Когда Лидия пригласила маму в гости, мама собрала для нее большой букет из роз и цинний и торжественно пересекла с ним дорогу. Они провели вместе часа три, по большей части Лидия рассказывала об умершем муже, о детях и о себе. Наша соседка была цветом и шумом, в своих розовых шортах и блестящей футболке. Она врывалась в жизни всех окружающих, как ураган, и вот теперь подхватила и маму.

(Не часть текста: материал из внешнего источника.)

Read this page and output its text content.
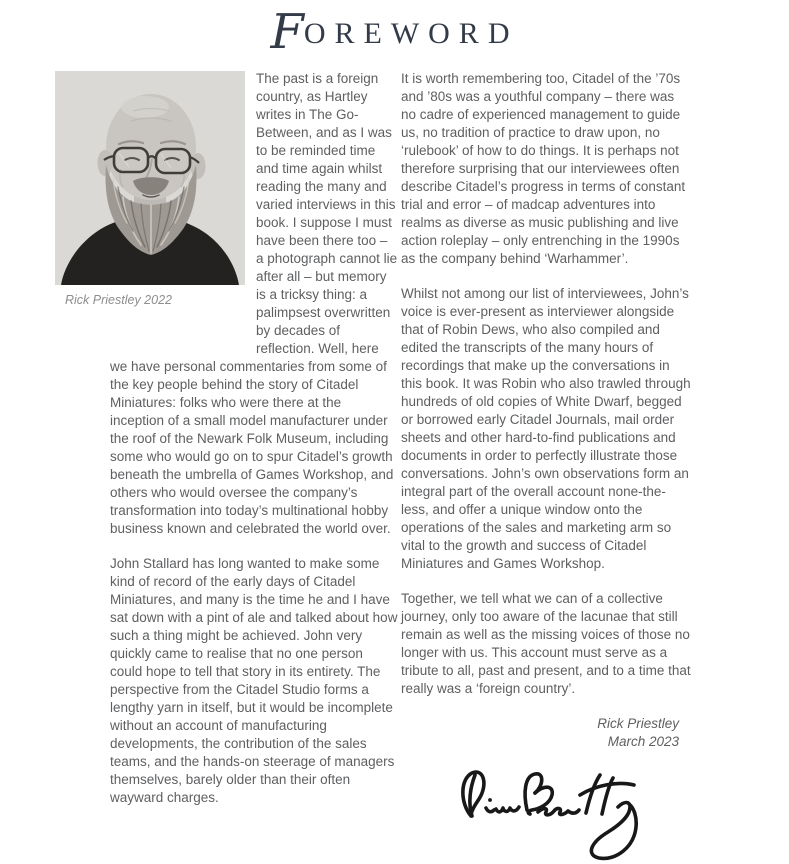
FOREWORD
Rick Priestley 2022

The past is a foreign country, as Hartley writes in The Go-Between, and as I was to be reminded time and time again whilst reading the many and varied interviews in this book. I suppose I must have been there too – a photograph cannot lie after all – but memory is a tricksy thing: a palimpsest overwritten by decades of reflection. Well, here we have personal commentaries from some of the key people behind the story of Citadel Miniatures: folks who were there at the inception of a small model manufacturer under the roof of the Newark Folk Museum, including some who would go on to spur Citadel’s growth beneath the umbrella of Games Workshop, and others who would oversee the company’s transformation into today’s multinational hobby business known and celebrated the world over.

John Stallard has long wanted to make some kind of record of the early days of Citadel Miniatures, and many is the time he and I have sat down with a pint of ale and talked about how such a thing might be achieved. John very quickly came to realise that no one person could hope to tell that story in its entirety. The perspective from the Citadel Studio forms a lengthy yarn in itself, but it would be incomplete without an account of manufacturing developments, the contribution of the sales teams, and the hands-on steerage of managers themselves, barely older than their often wayward charges.

It is worth remembering too, Citadel of the ’70s and ’80s was a youthful company – there was no cadre of experienced management to guide us, no tradition of practice to draw upon, no ‘rulebook’ of how to do things. It is perhaps not therefore surprising that our interviewees often describe Citadel’s progress in terms of constant trial and error – of madcap adventures into realms as diverse as music publishing and live action roleplay – only entrenching in the 1990s as the company behind ‘Warhammer’.

Whilst not among our list of interviewees, John’s voice is ever-present as interviewer alongside that of Robin Dews, who also compiled and edited the transcripts of the many hours of recordings that make up the conversations in this book. It was Robin who also trawled through hundreds of old copies of White Dwarf, begged or borrowed early Citadel Journals, mail order sheets and other hard-to-find publications and documents in order to perfectly illustrate those conversations. John’s own observations form an integral part of the overall account none-the-less, and offer a unique window onto the operations of the sales and marketing arm so vital to the growth and success of Citadel Miniatures and Games Workshop.

Together, we tell what we can of a collective journey, only too aware of the lacunae that still remain as well as the missing voices of those no longer with us. This account must serve as a tribute to all, past and present, and to a time that really was a ‘foreign country’.

Rick Priestley
March 2023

Уже через месяц в маме стали заметны перемены. Она начала носить шлепанцы и блестящие футболки, наносить лак на волосы и каждый четверг ходить в бар "У Ранзино", где проводились танцевальные вечера. Она возвращалась с порозовевшими щеками и растрепанными волосами, говорила, что поверить не может, что пошла в такое место, что Лидия – сумасшедшая, и все это абсолютно несовместимо с нормальной жизнью. А в следующий четверг все повторялось.

Я часто сидела на ступеньках лестницы и слушала их разговоры за чашечкой кофе. Они обсуждали мужей, жизнь как таковую – и многое другое. Мама и Лидия все еще продолжали ходить в тот клуб по четвергам, у Эшли на первом месте всегда стоял Льюис, так что я оставалась дома одна. Мне не спалось, пока я не слышала звук поворачивающегося в замке ключа и тихих шагов мамы. У нее была Лидия, у Эшли – ее жених, а я… А я была одинока.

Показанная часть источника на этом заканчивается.